Fernandez was the playoff MVP. He hit .375 with 8 stolen bases and 19 RBI. Strato allows for second chances.

But for me, like most Strato fanatics, the real fun is drafting teams and playing an alternate season. My friends and I did this with dice and paper. Each game took bout 30 minutes. We kept our own statistics for a full 162 game season - 81 hours per person of game play alone, let alone tabulation and obsession time - kept players from year to year, making trades, giving out MVP awards and so on.

We took it incredibly seriously.

Once, we kicked one of our best friends out of the league. We said it was because he took too long to play his games. Really, we just wanted his players. We let him back in, but he never forgave us. He has admitted, as an adult, that in his time away, he used his cards to set up his own league.

Eventually, though, we discovered the things that geeks discover and moved on to the (slightly) less nerdy world of girls and roll-playing games.

But then, after graduate school, my friend (the one we kicked out) discovered that Strato had released a computerized version of the game, one capable of playing the games in micro-seconds. This would make it possible to do all of the things we loved to do without having
to be in the same city with hours and hours to devote to it.

And so (after a failed experiment with the years we first played as kids) our league was born. We have 12 teams. We started with 1920 and have now just completed off-season transactions before starting 1933. We have a website, an encyclopedia, and a hall of fame. Rogers Hornsby is a god. Eppa Rixey is much, much cooler than he was in the real world.

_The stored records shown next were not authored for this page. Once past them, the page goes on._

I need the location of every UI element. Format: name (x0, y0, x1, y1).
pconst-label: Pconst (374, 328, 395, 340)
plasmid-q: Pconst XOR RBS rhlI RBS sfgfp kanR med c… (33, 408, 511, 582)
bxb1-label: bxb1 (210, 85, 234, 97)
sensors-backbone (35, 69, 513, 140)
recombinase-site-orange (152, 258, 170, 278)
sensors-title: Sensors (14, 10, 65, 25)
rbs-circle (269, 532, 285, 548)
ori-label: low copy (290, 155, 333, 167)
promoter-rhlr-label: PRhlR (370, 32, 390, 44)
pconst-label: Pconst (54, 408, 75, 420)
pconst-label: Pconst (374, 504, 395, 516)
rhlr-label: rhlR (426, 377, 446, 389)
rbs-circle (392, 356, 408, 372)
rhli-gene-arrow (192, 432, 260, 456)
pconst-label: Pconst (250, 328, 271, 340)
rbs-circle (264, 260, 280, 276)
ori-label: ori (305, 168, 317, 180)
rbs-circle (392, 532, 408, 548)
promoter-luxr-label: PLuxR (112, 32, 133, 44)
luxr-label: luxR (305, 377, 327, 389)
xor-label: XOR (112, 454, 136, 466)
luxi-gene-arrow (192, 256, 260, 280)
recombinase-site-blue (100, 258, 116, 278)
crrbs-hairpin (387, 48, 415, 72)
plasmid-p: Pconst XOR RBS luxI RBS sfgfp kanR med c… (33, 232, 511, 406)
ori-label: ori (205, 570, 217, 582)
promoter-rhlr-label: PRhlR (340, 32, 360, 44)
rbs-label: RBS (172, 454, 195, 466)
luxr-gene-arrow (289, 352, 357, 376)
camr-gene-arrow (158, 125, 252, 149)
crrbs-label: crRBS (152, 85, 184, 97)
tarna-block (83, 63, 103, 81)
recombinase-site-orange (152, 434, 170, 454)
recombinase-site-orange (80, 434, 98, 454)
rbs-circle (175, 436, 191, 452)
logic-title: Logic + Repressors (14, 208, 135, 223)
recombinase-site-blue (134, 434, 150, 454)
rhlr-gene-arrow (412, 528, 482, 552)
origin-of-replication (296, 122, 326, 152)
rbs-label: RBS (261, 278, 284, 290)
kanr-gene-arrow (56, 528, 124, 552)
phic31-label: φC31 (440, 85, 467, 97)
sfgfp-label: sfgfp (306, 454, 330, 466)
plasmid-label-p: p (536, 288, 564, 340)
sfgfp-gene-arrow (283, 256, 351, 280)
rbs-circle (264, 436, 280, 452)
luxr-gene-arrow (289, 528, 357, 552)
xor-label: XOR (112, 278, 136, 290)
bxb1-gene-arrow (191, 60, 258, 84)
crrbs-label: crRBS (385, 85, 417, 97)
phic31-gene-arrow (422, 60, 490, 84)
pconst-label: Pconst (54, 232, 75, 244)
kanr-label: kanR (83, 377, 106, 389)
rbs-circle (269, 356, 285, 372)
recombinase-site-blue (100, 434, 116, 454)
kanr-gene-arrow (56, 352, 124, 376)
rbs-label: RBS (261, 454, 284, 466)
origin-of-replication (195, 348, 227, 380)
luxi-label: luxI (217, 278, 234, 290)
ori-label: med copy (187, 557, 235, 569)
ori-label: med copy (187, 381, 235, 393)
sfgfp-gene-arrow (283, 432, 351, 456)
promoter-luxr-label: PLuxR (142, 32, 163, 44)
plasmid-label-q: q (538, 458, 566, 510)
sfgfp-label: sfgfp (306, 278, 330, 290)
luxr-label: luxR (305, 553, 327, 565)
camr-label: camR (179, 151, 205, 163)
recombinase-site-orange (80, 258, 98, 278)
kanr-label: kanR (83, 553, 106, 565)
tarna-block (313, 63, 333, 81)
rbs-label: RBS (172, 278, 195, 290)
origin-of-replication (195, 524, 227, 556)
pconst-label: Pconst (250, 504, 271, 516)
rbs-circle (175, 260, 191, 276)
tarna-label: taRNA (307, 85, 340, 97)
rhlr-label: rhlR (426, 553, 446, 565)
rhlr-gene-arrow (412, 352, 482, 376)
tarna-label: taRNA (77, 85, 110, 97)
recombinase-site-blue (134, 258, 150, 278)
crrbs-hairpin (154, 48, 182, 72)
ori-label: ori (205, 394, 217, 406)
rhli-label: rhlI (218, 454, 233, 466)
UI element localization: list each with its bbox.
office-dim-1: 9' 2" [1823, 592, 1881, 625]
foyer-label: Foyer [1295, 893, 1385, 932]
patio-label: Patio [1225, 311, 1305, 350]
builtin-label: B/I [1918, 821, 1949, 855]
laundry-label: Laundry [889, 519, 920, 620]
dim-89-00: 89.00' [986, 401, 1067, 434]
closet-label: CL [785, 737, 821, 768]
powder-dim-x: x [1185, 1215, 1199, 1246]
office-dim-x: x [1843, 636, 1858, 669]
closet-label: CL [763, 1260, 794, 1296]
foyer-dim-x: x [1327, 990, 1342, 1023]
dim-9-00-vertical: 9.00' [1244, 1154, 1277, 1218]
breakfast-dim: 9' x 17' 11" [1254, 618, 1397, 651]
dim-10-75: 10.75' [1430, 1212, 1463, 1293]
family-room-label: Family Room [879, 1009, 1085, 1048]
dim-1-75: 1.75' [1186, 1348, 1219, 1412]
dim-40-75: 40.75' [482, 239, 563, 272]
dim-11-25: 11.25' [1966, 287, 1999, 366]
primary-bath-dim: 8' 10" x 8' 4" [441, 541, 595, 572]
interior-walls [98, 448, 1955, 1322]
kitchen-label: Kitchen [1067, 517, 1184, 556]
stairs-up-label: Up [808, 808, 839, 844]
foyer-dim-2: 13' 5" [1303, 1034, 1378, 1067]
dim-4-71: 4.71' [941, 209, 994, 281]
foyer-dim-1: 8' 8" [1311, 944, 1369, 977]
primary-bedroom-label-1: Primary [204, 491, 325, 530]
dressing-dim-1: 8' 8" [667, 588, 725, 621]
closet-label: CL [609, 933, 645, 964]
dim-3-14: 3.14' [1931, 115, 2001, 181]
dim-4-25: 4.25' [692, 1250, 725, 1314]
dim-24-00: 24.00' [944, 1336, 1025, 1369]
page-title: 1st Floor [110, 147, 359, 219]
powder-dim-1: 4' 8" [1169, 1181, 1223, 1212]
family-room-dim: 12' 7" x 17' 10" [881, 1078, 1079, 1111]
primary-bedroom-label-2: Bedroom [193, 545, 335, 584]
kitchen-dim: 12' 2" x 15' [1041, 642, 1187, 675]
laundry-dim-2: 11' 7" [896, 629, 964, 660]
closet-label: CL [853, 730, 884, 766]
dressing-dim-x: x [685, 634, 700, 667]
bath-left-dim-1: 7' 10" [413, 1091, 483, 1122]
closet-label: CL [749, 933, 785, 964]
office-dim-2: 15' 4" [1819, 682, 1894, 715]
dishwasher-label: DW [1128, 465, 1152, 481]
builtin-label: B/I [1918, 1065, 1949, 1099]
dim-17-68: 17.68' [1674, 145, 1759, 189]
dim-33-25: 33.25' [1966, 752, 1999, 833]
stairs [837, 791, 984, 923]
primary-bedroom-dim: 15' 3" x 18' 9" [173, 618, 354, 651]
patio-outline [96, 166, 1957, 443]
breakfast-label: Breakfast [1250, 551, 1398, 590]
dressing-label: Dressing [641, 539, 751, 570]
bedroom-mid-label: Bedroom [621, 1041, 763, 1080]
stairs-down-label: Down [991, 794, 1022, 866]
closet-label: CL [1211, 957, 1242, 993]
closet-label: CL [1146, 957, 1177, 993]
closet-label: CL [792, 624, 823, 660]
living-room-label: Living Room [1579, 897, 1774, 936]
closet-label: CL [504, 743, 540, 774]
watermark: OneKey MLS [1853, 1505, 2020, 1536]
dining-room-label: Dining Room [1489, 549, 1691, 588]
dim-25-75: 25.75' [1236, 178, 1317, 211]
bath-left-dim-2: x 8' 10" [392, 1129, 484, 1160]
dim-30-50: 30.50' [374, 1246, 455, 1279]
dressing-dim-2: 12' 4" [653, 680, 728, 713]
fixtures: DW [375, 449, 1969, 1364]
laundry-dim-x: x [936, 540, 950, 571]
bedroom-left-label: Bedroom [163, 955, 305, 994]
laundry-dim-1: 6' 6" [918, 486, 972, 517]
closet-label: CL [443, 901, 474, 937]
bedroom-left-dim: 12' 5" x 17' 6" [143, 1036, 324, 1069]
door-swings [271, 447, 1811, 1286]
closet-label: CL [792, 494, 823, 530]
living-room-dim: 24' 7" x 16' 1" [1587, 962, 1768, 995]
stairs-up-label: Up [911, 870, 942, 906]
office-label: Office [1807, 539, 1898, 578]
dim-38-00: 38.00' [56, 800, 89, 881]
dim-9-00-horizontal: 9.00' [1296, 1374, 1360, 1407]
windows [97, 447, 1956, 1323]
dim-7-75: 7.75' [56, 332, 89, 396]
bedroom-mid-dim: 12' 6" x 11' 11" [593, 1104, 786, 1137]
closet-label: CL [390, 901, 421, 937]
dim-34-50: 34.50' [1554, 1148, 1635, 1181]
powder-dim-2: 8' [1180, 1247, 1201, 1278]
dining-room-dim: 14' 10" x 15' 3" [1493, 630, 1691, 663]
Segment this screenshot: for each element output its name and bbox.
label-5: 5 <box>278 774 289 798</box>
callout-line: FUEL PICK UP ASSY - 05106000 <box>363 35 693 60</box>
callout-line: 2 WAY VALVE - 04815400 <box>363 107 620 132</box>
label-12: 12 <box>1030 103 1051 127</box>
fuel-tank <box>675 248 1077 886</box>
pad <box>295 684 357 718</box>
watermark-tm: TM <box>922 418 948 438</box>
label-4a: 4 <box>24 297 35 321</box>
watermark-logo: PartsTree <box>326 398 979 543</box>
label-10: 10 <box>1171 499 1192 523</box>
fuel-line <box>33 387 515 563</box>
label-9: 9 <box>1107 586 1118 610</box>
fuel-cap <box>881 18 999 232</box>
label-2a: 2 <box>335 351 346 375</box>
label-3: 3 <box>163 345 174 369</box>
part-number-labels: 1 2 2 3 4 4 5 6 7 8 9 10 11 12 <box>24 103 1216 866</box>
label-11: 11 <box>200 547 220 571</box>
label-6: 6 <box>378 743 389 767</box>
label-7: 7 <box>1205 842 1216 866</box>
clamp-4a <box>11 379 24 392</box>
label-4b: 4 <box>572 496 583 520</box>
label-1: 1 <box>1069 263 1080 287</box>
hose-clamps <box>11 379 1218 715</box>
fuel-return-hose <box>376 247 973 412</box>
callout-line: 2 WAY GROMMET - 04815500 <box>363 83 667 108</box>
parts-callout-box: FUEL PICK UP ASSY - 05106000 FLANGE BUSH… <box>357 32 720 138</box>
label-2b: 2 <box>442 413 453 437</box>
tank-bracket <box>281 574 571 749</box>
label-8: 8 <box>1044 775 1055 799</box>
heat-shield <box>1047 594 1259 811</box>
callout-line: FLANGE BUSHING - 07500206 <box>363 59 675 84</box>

Our league is by no means the only one of its kind. There are over 100 continuing replay leagues that I know of. There are tournaments and communities all over the web. Strato has games for other sports too, hockey, basketball, football.

In Strato - regardless of the league or sport - what happened happens again but differently, creating a new world as fraught with numbers and legacy as the one that is argued about on American sports radio. By replaying year after year, patterns develop. We have our versions of the Cubs and Red Sox. We have our teams that never win and our teams that should have won but didn't. We have our unbreakable records (Ruth hit 66 dingers in 1920; Hornsby hit 68 in 1925) and unthinkable accomplishments: my United Nations Peacekeepers won 127 games in 1924. We have a history. A new history. A different history. A history that only we (and whoever stumbles onto our website) knows about.

In 1924, Harry Hooper, at the end of his career, was traded from the then-struggling Bog to the Peacekeepers. He had the best year of his career and outdid himself in the postseason. He was clearly trying to win the one thing that had eluded him his entire life. Though the team came up short, the victims of the biggest upset in our league's history, it was no fault of Hooper's.

Our history can be read, just like any other history. And we do so, investing our players with motives, personality, and feeling. The computer generates fake newspaper articles, interviews, and recaps.

But, for me, it is not just about the dorky solidarity that comes from building this world together. It is not just about newness of the world created by our league, or getting closer to the history of the real world that makes ours possible. Though all of that is fun (I had never heard of Max Bishop whom I now love madly and unreasonably) Strato is part of a larger project for me. The replay league is a way of asking what is perhaps the mother of all fundamental questions: why the hell do things happen the way that they do?

Strato provides no answers, but for this agnostic who has a hard time understanding the world, our fake history - piling up a three or fours seasons every year - at least allows me a different, less helpless vantage point. I would replay elections or conversations I had with my father if only Strato would make the cards.